Their talent is still matched by their beauty, but the act, which soars without the current trend of using unnecessary directors who camouflage naturalism with ossified mechanized movements in the wrong places, is fresh and diversely appealing, too. You get highlights from their careers, cutting to the chase in their opening number, “I Will Never Leave You,” the big hit from Side Show (this is one of the few acts I’ve ever seen that begins with a standing ovation). Instead of following with a letdown, the pace never flags, and the girls treat their audience to one triumph after another—Skinner singing the poignant love song about unrequited love, “I Don’t Need a Roof,” from her Broadway musical Big Fish; Ripley treating her listeners to “As If We Never Said Goodbye” from Sunset Boulevard; and a rousing, hilariously choreographed “Bosom Buddies” from Mame in which they even spoof each other. There’s a “Friendship” medley, blending songs by Stephen Sondheim, Cole Porter, Jule Styne and Henry Mancini. And for younger fans of pop, several selections by Harry Nilsson and Carly Simon lead to a knockout jamboree playing kazoos.

Onstage alone, each one takes a turn stopping the show, and together they turn into Betty Grable and Alice Faye before your astonished eyes, spreading a joy that leaves you charged and cheering. I hope they reunite again, and often.
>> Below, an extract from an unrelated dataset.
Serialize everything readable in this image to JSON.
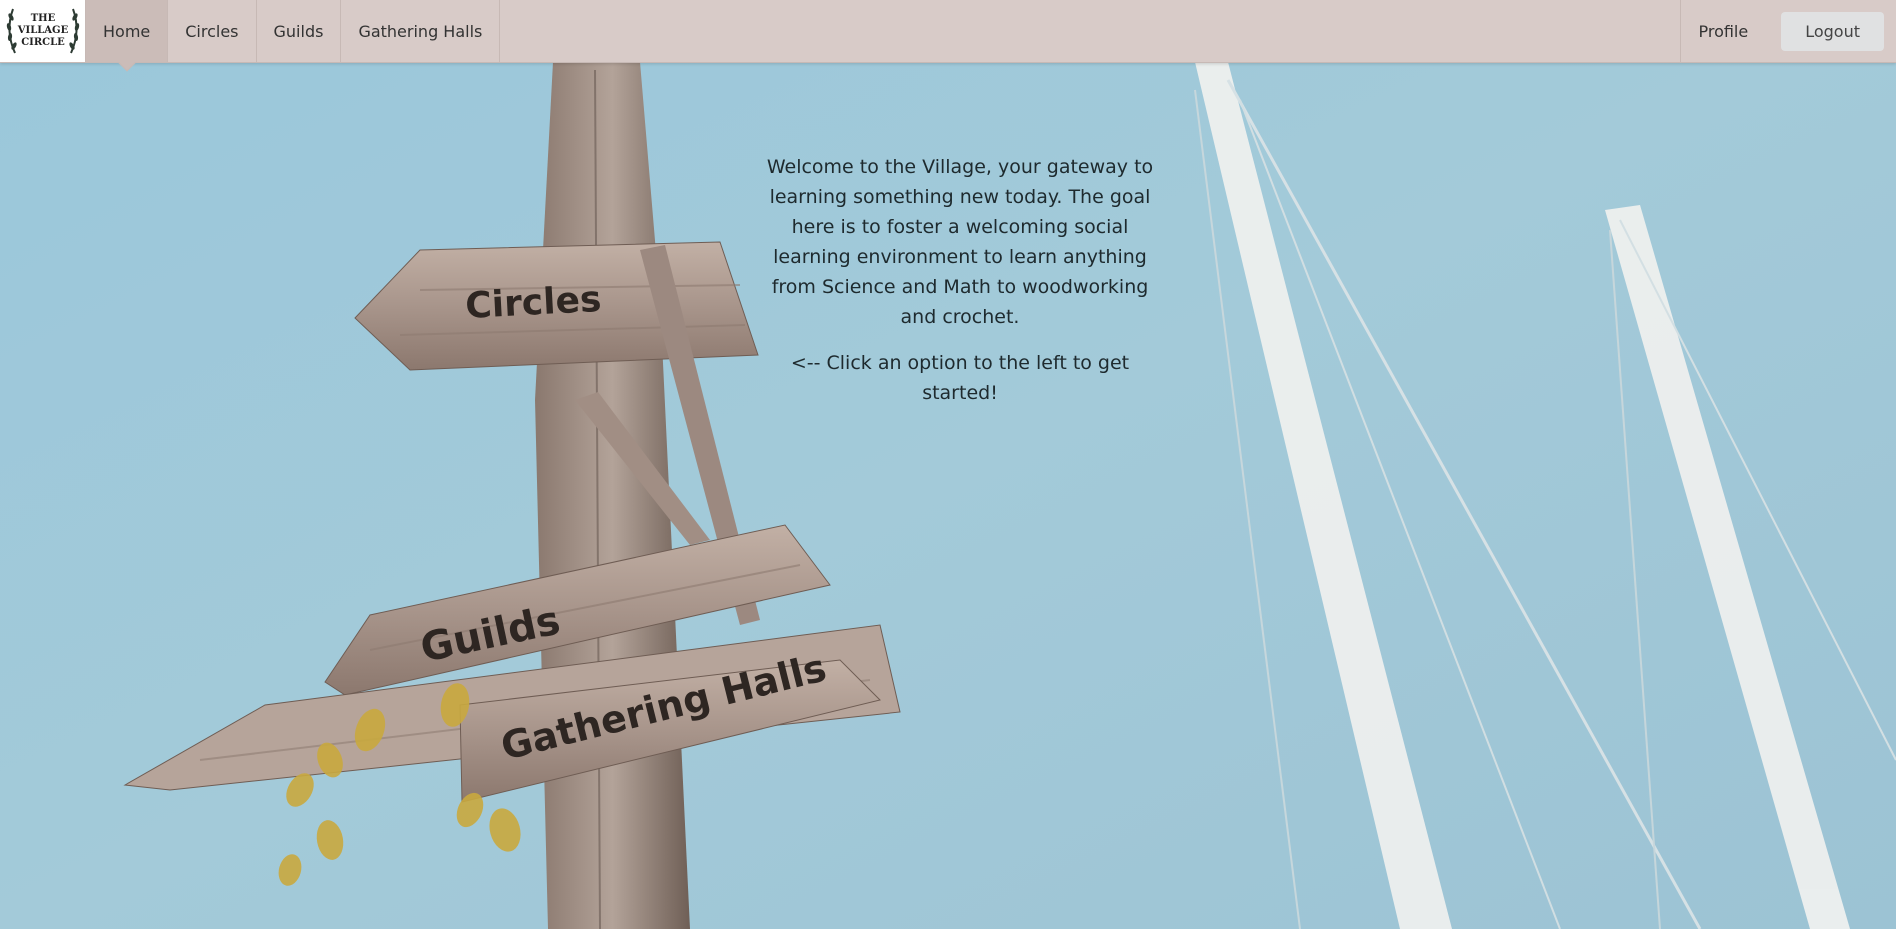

While you’re in an “on the town” mood, another charming, throaty polisher of fine lyrics named Celia Berk is packing them in at the Metropolitan Room celebrating her new CD of songs about New York, singing the kind of offbeat tunes that used to be a staple in Manhattan after midnight. Her beat is rediscovering the gems Mabel Mercer, Sylvia Syms and Blossom Dearie used to sing when the Apple was fun and people caught late shows without fear of life in peril.

She calls herself “a musical truffle hound,” turning lost and obscure little take-home tunes into full-bodied essays and making it all sound effortless. “Spring in Manhattan” never sounded so creamy. “I Gotta get Back to New York” (written by Rodgers and Hart for an Al Jolson movie) swings off the charts. “The Party Upstairs” by Ronny Whyte and Francesca Blumenthal is about a New York phenomenon—the noisemakers who keep you awake at night when the rest of the town is asleep. Guided by Jeff Harnar, another singing evergreen on the saloon circuit who turned director for this occasion, Celia Berk’s smooth, smoky voice runs the gamut, from Irving Berlin to Carole King, and Kurt Weill’s haunting hymn “Lonely House” hasn’t sounded this wrenching since June Christy introduced it to jazz audiences in her revolutionary album Something Cool.  

No clichés here, just an array of shifting New York moods, flavors and tempos in diverse songs that wander off the beaten path and hold you close in the arms of artistry.